The deep harms that have driven all of us into the present moment come out of some ancient wounds that our ancestors had no way to express.  I think of that when I’m curious about the old family stories that we never told in my family.  Why were they so quiet about our histories? 

But now is such a new time that the deep unsettlement of untold stories needs to be some part of our new institutions.  The kind of institutions that can be used to build the world where we’re all in this together, instead of hurting each other.

Brown has some powerful things to say about harm, race and healing.

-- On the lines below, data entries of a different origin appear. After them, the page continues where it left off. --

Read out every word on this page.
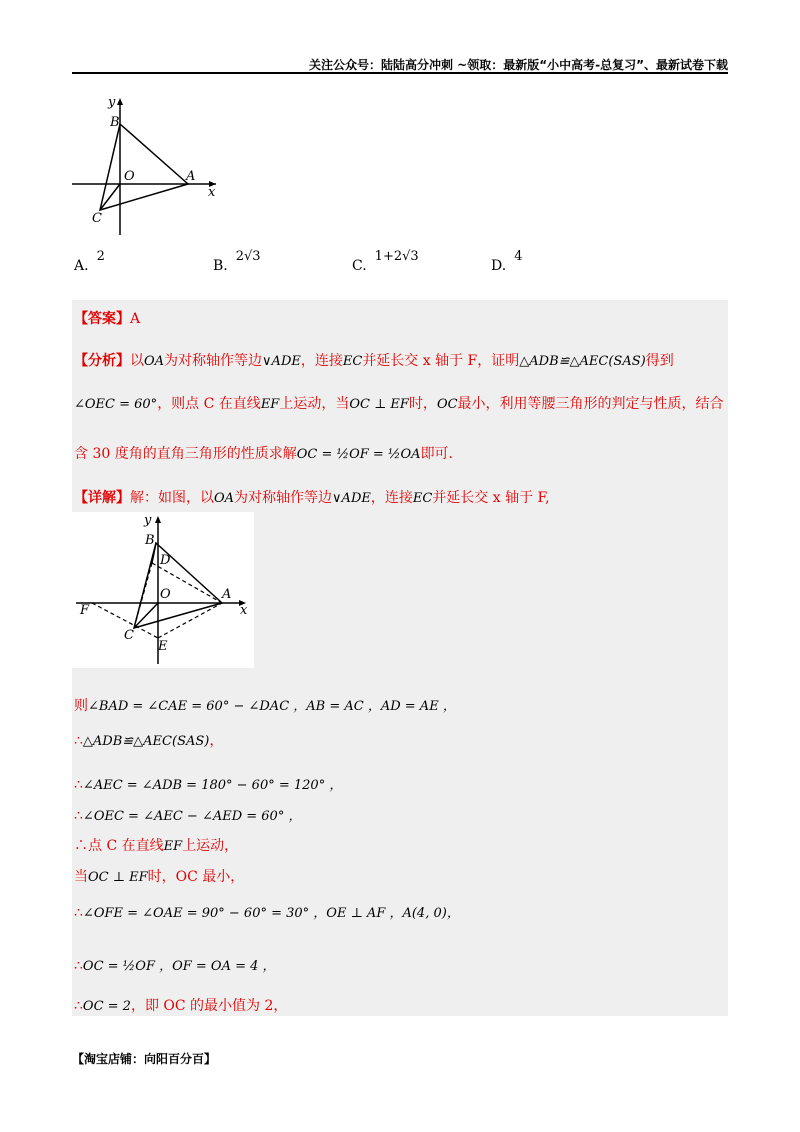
关注公众号：陆陆高分冲刺 ~领取：最新版“小中高考-总复习”、最新试卷下载
y
B
O	A
x
C
A.2
B.2√3
C.1+2√3
D.4
【答案】A
【分析】以OA为对称轴作等边∨ADE，连接EC并延长交 x 轴于 F，证明△ADB≌△AEC(SAS)得到
∠OEC = 60°，则点 C 在直线EF上运动，当OC ⊥ EF时，OC最小，利用等腰三角形的判定与性质，结合
含 30 度角的直角三角形的性质求解OC = ½OF = ½OA即可.
【详解】解：如图，以OA为对称轴作等边∨ADE，连接EC并延长交 x 轴于 F,
y
B
D
O	A
x
F
C
E
则∠BAD = ∠CAE = 60° − ∠DAC ，AB = AC ，AD = AE ，
∴△ADB≌△AEC(SAS)，
∴∠AEC = ∠ADB = 180° − 60° = 120° ，
∴∠OEC = ∠AEC − ∠AED = 60° ，
∴点 C 在直线EF上运动，
当OC ⊥ EF时，OC 最小，
∴∠OFE = ∠OAE = 90° − 60° = 30° ，OE ⊥ AF ，A(4, 0)，
∴OC = ½OF ，OF = OA = 4 ，
∴OC = 2，即 OC 的最小值为 2，
【淘宝店铺：向阳百分百】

“… not just what harm did I cause in this moment, or who called me in at this moment, but historically, what wave am I a part of changing? “

Or this clear distinction that lots of White people struggle with:

“There’s a real difference between niceness and kindness. That niceness is that desire to please and be polite and to accommodate even the harmful things. And then kindness is like that deeper, like I’m connected to the Earth, and from the Earth I can be compassionate to you. And I really love that … don’t be polite in the face of oppression. … There will always be room if you want to move towards the future, but I’m never going to be nice about them pulling me back into the past. No thank you.”

She’s talking about race oppression, but every harm people suffer responds like this. We’re all connected to the Earth, and from the Earth we can draw strength and compassion for ourselves and one another at this horrendously confusing time.  She (the Earth) is there for us no matter how this struggle plays out, win, lose or draw. 

I feel like there’s a deep well of hope in that thought.   One that I believe the DARPA geniuses will never have access to.   They’re so intent on becoming masters of the universe, they’ll never see the power of the Earth supporting we the people.  Which means we need to put down roots that strengthen that bond even more.